Setelah Rekening Bank, PPATK Pantau E-Wallet Nganggur

Jakarta, CNBC Indonesia - Pusat Pelaporan dan Analisis Transaksi Keuangan (PPATK) mencermati adanya indikasi transaksi untuk kepentingan tindak pidana seperti judi online atau judol melalui e-wallet.
Namun, Kepala PPATK Ivan Yustiavandana menegaskan tidak akan segera berencana memblokir transaksinya sebagaimana pemblokiran 122 juta rekening dormant pada 105 bank pada periode Mei-Juli 2025.
"Tapi e-wallet memang berisiko, kita sudah amati itu," ucap Ivan, saat ditemui di kantornya, Jakarta, minggu lalu (6/8/2025).
Deputi Bidang Analisis dan Pemeriksaan PPATK Danang Tri Hartono mengatakan, pemantauan risiko e-wallet sebagai rekening penampung judol ini masih dilakukan karena sejauh ini temuan saldonya minim yang bentuknya bersifat dormant atau tanpa adanya transaksi debit.
"E-wallet kan Rp 10 ribu, Rp 5 ribu an biasanya. Karena target kita bukan pemain ya, target kita menghentikan depositnya," ungkap Danang.
Dengan demikian, menurutnya, PPATK hanya sebatas mengambil sikap untuk mencermati risiko e-wallet sebagai rekening penampung deposit judol.
"Jadi kita lihat dulu risikonya, sekarang kripto juga bisa diperjual belikan ngerikan," ucap Danang.
Adapun, sebagai informasi, 122 juta rekening dormant atau yang tidak memiliki transaksi debit dalam jangka waktu 1-5 tahun di 105 bank telah tuntas dihentikan pemblokirannya oleh Pusat Pelaporan dan Analisis Transaksi Keuangan (PPATK).
Dari hasil analisis sejak Februari 2025 dan pemblokiran secara bertahap mulai 16 Mei 2025 hingga Juli dan Agustus 2025 dalam 16 batch, ditemukan 1.155 rekening digunakan untuk tindak pidana dengan tanpa adanya transaksi debit selama 1-5 tahun.

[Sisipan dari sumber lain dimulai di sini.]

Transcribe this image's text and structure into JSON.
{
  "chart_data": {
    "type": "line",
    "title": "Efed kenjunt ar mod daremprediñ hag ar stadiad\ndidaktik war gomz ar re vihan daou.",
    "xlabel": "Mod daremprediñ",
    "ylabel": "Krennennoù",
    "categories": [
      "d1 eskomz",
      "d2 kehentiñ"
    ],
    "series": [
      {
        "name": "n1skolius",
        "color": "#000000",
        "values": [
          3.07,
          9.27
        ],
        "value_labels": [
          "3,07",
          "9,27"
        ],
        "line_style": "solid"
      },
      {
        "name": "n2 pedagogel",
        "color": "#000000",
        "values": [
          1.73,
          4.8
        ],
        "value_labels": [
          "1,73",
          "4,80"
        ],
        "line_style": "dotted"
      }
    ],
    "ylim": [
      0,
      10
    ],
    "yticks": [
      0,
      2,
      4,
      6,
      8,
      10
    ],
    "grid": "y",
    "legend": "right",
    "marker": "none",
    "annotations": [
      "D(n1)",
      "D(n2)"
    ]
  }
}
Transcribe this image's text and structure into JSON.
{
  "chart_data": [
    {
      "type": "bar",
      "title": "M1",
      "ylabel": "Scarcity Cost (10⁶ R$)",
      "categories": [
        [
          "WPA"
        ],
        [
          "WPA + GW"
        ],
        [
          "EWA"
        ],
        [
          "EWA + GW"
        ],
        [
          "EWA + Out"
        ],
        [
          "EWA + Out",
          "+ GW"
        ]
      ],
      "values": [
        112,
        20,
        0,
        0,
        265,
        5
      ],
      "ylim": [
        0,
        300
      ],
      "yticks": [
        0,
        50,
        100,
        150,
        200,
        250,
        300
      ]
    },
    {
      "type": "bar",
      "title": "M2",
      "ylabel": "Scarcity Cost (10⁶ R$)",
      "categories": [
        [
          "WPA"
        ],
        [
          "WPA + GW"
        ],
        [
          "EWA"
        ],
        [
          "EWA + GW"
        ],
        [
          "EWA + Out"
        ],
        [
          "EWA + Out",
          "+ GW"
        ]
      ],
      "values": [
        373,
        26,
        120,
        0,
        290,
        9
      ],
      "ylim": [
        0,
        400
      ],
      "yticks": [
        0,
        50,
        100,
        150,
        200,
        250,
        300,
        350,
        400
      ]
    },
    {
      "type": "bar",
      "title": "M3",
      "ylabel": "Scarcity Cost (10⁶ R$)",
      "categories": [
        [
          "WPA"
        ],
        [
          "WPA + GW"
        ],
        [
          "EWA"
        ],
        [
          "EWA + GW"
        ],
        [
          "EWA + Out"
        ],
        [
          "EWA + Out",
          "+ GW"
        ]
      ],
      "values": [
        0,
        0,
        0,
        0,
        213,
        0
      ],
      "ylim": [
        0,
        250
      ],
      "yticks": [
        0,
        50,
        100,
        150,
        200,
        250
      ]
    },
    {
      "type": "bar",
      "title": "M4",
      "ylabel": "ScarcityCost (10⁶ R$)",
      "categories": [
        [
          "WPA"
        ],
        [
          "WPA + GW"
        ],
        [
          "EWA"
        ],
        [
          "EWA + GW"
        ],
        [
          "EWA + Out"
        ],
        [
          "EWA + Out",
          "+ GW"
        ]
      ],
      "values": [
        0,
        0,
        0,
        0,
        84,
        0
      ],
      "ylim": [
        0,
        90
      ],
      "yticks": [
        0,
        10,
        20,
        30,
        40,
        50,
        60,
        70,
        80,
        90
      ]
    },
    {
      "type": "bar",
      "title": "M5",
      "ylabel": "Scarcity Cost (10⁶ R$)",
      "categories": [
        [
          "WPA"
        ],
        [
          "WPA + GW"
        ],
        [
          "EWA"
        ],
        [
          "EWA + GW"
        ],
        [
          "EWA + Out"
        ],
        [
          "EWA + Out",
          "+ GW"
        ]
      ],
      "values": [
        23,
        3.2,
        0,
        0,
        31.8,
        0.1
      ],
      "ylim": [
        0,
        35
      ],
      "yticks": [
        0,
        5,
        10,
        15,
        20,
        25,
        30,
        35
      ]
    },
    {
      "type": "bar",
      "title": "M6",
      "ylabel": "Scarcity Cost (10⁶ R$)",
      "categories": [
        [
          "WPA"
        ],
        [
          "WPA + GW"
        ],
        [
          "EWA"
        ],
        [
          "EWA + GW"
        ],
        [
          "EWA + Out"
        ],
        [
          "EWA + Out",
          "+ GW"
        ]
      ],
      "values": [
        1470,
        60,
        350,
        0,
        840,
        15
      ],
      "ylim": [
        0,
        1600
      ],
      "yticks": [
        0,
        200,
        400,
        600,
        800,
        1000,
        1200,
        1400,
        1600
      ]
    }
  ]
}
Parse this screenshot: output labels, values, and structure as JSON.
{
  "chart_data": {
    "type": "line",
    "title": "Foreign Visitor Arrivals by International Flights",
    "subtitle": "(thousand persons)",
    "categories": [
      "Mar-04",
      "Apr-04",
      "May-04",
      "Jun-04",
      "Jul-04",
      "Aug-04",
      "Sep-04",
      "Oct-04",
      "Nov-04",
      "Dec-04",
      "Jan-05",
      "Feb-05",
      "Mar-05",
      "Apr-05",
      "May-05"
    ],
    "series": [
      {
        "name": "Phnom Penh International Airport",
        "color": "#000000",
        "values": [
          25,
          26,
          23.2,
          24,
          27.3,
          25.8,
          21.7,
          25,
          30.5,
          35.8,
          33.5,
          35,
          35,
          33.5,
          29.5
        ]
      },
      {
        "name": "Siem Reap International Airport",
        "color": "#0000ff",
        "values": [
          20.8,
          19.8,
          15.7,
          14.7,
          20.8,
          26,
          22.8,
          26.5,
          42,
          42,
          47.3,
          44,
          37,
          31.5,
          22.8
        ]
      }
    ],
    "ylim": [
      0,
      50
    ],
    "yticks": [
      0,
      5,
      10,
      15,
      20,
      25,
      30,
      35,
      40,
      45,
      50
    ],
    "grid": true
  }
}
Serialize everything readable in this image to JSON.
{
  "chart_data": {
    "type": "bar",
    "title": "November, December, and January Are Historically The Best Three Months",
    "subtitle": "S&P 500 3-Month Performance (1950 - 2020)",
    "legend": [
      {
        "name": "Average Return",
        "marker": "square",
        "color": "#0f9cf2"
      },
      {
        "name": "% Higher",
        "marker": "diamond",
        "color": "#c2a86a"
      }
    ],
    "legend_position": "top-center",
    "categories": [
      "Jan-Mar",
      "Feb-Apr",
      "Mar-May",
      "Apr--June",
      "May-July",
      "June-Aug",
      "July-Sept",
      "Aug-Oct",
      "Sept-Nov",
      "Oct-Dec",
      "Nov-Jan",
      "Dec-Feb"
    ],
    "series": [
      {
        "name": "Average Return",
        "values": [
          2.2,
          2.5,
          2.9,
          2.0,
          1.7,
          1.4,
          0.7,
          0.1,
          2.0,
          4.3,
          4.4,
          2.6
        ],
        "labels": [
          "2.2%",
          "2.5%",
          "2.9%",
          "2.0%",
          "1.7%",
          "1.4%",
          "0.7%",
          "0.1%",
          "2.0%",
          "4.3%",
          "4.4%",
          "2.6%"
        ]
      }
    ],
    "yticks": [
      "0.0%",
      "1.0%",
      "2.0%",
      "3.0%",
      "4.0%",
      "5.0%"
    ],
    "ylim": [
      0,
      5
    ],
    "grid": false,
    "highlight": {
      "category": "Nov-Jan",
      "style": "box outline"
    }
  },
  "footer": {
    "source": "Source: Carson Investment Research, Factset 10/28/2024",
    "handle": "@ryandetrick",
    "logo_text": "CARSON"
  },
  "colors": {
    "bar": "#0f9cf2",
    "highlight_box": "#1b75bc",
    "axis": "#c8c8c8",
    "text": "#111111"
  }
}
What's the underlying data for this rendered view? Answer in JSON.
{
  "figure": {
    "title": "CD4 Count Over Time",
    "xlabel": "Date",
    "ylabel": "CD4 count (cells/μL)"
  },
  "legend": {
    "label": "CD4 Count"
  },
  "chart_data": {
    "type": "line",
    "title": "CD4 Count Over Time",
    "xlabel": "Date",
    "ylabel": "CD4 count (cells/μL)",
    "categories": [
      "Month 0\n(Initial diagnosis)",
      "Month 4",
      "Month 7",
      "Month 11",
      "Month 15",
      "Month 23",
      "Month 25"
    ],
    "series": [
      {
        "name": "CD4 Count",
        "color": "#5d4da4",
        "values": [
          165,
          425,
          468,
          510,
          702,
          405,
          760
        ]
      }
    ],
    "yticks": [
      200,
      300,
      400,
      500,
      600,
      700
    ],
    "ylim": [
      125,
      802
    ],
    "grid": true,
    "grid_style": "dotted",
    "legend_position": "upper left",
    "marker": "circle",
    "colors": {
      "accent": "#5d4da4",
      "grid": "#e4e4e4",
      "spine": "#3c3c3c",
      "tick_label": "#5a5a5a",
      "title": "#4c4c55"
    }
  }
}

1.155 rekening yang digunakan untuk tindak pidana berbagai bidang itu memiliki akumulasi dana dalam rekening senilai Rp 1,15 triliun lebih. Mayoritas berupa tindak pidana perjudian sebanyak 517 rekening dengan nominal Rp 548,27 miliar, dan tindak pidana korupsi sebanyak 280 rekening dengan nominal Rp 540,68 miliar.
Sementara itu, transaksi lainnya berupa cybercrime sebanyak 96 rekening dengan nominal Rp 317,5 juta, tindak pidana pencucian uang atau TPPU 67 rekening dengan nominal Rp 7,29 miliar, narkotika 65 rekening dengan nilai Rp 4,82 miliar, dan penipuan 50 rekening dengan nominal Rp 4,98 miliar.
Adapula temuan tindak pidana di bidang perpajakan sebanyak 20 rekening dengan nominal Rp 743,43 juta, serta penggelapan sebanyak 16 rekening dengan saldo yang nominalnya sebesar Rp 31,31 triliun. Sementara itu, terkait terorisme 3 rekening senilai Rp 539,35 juta, penyuapan 2 rekening Rp 5,13 juta, dan 7 rekening terkait perdagangan orang senilai Rp 22,83 juta.